EDITH (Ecosystem Digital Twins in Healthcare) is one of these programmes in which researchers from all over Europe are jointly developing a roadmap that demonstrates how the development process can be successful, starting from data from individual organ systems to a multi-organ whole-body twin. In addition, existing digital twin initiatives have to be networked in order to bundle data volumes and improve the safety and efficacy of the concept.
These programmes are important steps on the way to personalised medicine, i.e. concerning the individual patient. They are as well highly relevant for clinical trials for new drugs, for example, since ideally a large amount of human data could be extracted from the projects. Another important potential application would be preclinical studies, which are still mainly carried out by using animals. Due to species differences, these animal data are the main reason for the high failure rate of new drugs (over 90%) and therefore actually hinders the development of effective therapies. The new methods such as organoids and multi-organ chips are used in particular by pharmaceutical companies because they offer better predictability of the potential human reaction to a substance. These companies also emphasise the advantages of reducing costs and gaining results more quickly through the use of these NAMs (non-animal methods). Digital solutions such as digital twins provide an important and valuable add-on here.
There are three advantages to investing in these new, promising methods: biomedicine becomes safer, faster and cheaper.
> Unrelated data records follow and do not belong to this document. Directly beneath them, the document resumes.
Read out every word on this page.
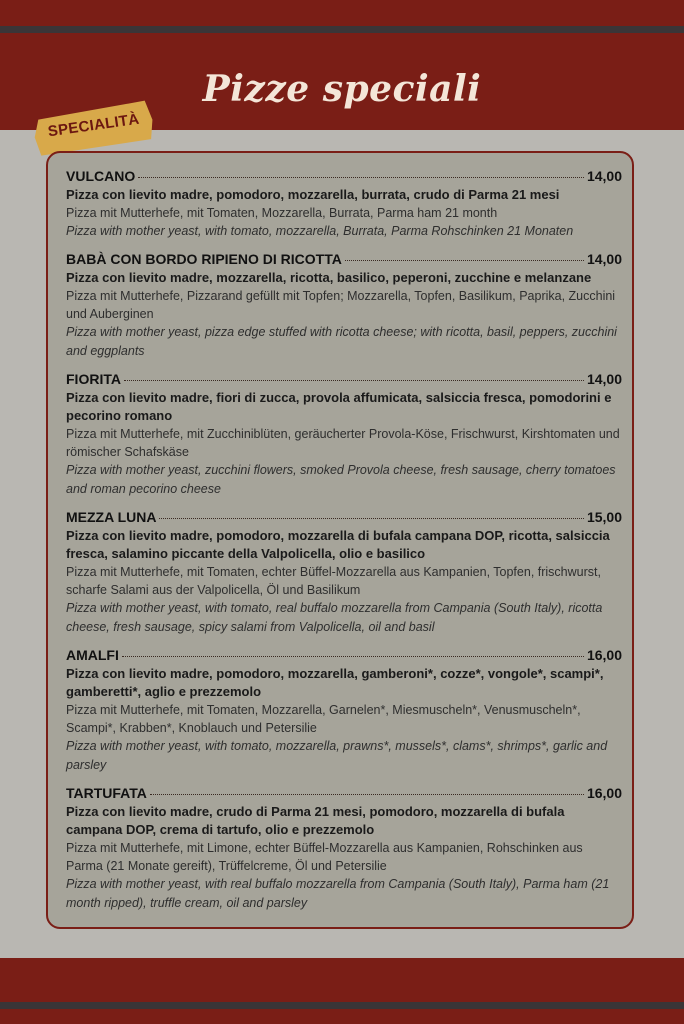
Pizze speciali
SPECIALITÀ
VULCANO	14,00
Pizza con lievito madre, pomodoro, mozzarella, burrata, crudo di Parma 21 mesi
Pizza mit Mutterhefe, mit Tomaten, Mozzarella, Burrata, Parma ham 21 month
Pizza with mother yeast, with tomato, mozzarella, Burrata, Parma Rohschinken 21 Monaten
BABÀ CON BORDO RIPIENO DI RICOTTA	14,00
Pizza con lievito madre, mozzarella, ricotta, basilico, peperoni, zucchine e melanzane
Pizza mit Mutterhefe, Pizzarand gefüllt mit Topfen; Mozzarella, Topfen, Basilikum, Paprika, Zucchini und Auberginen
Pizza with mother yeast, pizza edge stuffed with ricotta cheese; with ricotta, basil, peppers, zucchini and eggplants
FIORITA	14,00
Pizza con lievito madre, fiori di zucca, provola affumicata, salsiccia fresca, pomodorini e pecorino romano
Pizza mit Mutterhefe, mit Zucchiniblüten, geräucherter Provola-Köse, Frischwurst, Kirshtomaten und römischer Schafskäse
Pizza with mother yeast, zucchini flowers, smoked Provola cheese, fresh sausage, cherry tomatoes and roman pecorino cheese
MEZZA LUNA	15,00
Pizza con lievito madre, pomodoro, mozzarella di bufala campana DOP, ricotta, salsiccia fresca, salamino piccante della Valpolicella, olio e basilico
Pizza mit Mutterhefe, mit Tomaten, echter Büffel-Mozzarella aus Kampanien, Topfen, frischwurst, scharfe Salami aus der Valpolicella, Öl und Basilikum
Pizza with mother yeast, with tomato, real buffalo mozzarella from Campania (South Italy), ricotta cheese, fresh sausage, spicy salami from Valpolicella, oil and basil
AMALFI	16,00
Pizza con lievito madre, pomodoro, mozzarella, gamberoni*, cozze*, vongole*, scampi*, gamberetti*, aglio e prezzemolo
Pizza mit Mutterhefe, mit Tomaten, Mozzarella, Garnelen*, Miesmuscheln*, Venusmuscheln*, Scampi*, Krabben*, Knoblauch und Petersilie
Pizza with mother yeast, with tomato, mozzarella, prawns*, mussels*, clams*, shrimps*, garlic and parsley
TARTUFATA	16,00
Pizza con lievito madre, crudo di Parma 21 mesi, pomodoro, mozzarella di bufala campana DOP, crema di tartufo, olio e prezzemolo
Pizza mit Mutterhefe, mit Limone, echter Büffel-Mozzarella aus Kampanien, Rohschinken aus Parma (21 Monate gereift), Trüffelcreme, Öl und Petersilie
Pizza with mother yeast, with real buffalo mozzarella from Campania (South Italy), Parma ham (21 month ripped), truffle cream, oil and parsley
In Germany, 99% of research funding is invested in animal-based projects, although it would be much better spent in these "new" scientific areas such as organoid and AI/digital technologies. Animal testing was not successful in increasing the drug success rate of just 5-7 percent in the last two decades - on the contrary, it has fallen in recent years.
Europe is leading the way - now Germany must follow the example if it does not want to miss out on modern, effective research and development. This would also be an important incentive to keep the top researchers of the present and future in the country.